The Penguins weren’t nearly as strong defensively Friday when they hosted the New York Islanders, giving the Isles a 35-34 edge in shots and letting a 3-1 lead slip away by surrendering two goals 1:21 apart midway through the second period. But Pittsburgh showed signs of being a more resilient team than during their recent slump, leaving the Islanders empty-handed on six power-play chances and settling down a back-and-forth game in the third period.
“We have the lead so they start taking chances, and then we get sucked into playing that style of game,” said captain Sidney Crosby. “They’re pinching a lot and we’re getting an odd-man rush and, instead of managing the puck, we’re taking chances and kind of throwing the puck everywhere. And, when you play that kind of game, whoever’s going to score the last goal is going to win. We were flirting with danger there and we realized that in the third.”
And, with 1:16 remaining, it was the Penguins who found a way to score the last goal – from Crosby, naturally, taking a feed from his linemates and finding the net in his typical, flair-for-the-dramatic style.
“It was a good forecheck. Kuni [Chris Kunitz] got a hit to separate the guy from the puck, and then Duper [Pascal Dupuis] found me there on the side of the net,” Crosby said.
“[Those big goals] feel good and that wasn’t our best game. We had a lot of chances, probably could’ve put it away early, but they hung around. They generate a lot; we gave them a few turnovers and they’re a good offensive team. To find a way to win that one is important.”

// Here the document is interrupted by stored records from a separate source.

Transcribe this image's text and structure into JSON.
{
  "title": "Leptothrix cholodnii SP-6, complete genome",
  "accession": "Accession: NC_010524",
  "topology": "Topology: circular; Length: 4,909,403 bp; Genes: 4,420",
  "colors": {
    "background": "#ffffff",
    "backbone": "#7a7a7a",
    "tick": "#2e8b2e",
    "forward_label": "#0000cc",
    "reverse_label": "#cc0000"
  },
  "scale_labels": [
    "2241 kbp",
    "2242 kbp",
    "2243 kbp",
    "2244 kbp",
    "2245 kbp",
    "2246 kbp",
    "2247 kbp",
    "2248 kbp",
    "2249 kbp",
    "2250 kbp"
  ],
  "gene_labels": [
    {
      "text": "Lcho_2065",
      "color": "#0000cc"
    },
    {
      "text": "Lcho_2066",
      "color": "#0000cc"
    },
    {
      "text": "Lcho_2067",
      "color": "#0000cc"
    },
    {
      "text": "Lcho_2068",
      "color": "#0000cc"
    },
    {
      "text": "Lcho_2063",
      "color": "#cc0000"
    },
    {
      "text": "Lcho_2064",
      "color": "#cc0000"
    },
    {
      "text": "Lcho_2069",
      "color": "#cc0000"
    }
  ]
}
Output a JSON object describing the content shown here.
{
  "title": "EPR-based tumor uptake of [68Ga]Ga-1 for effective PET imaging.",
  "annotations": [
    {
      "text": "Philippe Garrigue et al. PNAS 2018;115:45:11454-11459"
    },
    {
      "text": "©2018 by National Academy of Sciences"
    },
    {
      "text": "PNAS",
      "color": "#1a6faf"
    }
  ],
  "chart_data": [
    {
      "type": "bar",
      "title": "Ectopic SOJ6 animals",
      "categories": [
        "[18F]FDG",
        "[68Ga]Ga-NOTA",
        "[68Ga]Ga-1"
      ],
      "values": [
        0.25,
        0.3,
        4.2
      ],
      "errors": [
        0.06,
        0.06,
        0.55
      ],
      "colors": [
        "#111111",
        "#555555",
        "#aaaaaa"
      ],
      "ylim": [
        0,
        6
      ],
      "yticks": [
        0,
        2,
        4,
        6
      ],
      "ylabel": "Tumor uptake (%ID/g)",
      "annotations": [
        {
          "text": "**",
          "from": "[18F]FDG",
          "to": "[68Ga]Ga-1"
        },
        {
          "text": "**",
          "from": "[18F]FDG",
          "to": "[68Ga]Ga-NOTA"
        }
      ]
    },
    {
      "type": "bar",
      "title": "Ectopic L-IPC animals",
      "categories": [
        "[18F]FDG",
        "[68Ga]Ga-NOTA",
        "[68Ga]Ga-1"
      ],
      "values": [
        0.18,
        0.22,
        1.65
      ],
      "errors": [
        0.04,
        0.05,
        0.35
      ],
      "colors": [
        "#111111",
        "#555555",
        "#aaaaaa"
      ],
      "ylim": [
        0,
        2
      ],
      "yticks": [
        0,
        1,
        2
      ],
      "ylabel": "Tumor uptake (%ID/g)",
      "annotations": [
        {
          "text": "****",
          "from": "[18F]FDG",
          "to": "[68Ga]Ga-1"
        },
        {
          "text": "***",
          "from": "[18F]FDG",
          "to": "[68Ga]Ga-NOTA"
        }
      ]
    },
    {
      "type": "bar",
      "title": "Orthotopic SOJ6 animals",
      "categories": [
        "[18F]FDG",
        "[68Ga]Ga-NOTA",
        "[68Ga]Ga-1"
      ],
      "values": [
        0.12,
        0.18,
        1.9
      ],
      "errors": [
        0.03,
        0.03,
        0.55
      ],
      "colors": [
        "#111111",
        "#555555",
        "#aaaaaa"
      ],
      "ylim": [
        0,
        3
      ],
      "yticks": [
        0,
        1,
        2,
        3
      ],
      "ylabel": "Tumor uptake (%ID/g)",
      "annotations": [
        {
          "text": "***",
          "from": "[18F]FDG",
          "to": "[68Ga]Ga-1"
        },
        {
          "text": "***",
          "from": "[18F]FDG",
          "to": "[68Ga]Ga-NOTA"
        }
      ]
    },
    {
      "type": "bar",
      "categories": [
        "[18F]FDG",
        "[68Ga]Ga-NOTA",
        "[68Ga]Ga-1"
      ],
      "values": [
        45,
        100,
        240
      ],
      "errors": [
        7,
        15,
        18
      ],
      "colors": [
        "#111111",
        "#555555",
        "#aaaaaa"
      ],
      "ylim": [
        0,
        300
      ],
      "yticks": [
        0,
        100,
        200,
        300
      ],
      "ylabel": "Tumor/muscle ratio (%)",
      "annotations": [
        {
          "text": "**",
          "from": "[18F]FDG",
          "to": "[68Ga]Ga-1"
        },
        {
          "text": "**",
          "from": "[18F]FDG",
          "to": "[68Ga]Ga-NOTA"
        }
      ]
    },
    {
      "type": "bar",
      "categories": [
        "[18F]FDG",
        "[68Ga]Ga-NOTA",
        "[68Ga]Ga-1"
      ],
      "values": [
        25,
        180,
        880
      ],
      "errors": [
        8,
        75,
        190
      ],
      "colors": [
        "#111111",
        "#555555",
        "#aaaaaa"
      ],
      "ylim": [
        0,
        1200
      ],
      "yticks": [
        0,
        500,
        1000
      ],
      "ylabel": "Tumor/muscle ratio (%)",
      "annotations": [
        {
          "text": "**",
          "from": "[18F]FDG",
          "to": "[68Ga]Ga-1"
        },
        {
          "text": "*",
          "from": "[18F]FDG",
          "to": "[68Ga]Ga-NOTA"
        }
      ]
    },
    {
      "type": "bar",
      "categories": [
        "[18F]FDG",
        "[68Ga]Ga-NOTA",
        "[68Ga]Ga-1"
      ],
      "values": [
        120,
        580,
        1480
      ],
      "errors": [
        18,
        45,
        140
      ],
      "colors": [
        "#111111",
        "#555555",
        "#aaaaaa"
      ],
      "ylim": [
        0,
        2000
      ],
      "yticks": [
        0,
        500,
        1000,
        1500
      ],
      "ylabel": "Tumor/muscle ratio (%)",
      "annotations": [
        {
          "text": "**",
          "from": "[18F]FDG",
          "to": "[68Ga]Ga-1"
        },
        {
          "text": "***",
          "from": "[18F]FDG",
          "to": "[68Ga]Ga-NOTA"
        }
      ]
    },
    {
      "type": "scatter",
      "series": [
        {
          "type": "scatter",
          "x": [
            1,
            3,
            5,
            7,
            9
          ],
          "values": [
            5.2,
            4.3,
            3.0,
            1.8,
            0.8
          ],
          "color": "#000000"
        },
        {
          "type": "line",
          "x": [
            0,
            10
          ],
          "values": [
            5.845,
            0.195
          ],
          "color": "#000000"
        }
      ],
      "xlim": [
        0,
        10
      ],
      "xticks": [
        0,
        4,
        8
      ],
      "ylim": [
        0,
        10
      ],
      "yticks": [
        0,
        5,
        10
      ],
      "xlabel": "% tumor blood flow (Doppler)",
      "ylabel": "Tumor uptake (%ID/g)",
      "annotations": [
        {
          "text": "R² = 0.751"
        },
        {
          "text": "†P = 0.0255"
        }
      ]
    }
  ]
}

The 4-3 win also featured backup netminder Jeff Zatkoff getting his first NHL victory – Fleury gets the start in his hometown of Montreal on Saturday – and star center Evgeni Malkin finally finding the net after 15 games without a goal on a feed from linemate James Neal, who passed up his own chance on a breakaway.
“I gave James some grief when he came back to the bench; he should’ve shot that one,” Bylsma said. “That was one of those 3-on-1 execution plays and he had a great opportunity to shoot the puck and he’s a shooter. He elected to go to Geno, and it did find its way to the back of the net. I know it was a good moment for him, getting the result and getting the goal; Evgeni’s played some real good hockey and done some good things. [That] was a big moment for him and, next time, James should shoot it.”
Despite the attention paid to Malkin’s goal drought, however, the 27-year-old Russian could hardly be accused of slumping. He’s netted 14 assists in those 15 games, and that’s required a special kind of individual resilience, Crosby said.
“I think it’s easy to get frustrated; the expectation is that he’s going to score more often, and that pressure’s there,” Crosby said. “But for being a little frustrated, as anyone would be, he’s found ways to contribute.
“That’s not easy, and I think that’s something that could be overlooked. He’s helped the guys around him; he’s created a lot offensively. And I think, now that he’s got that one, he’ll start seeing them go in a lot more.”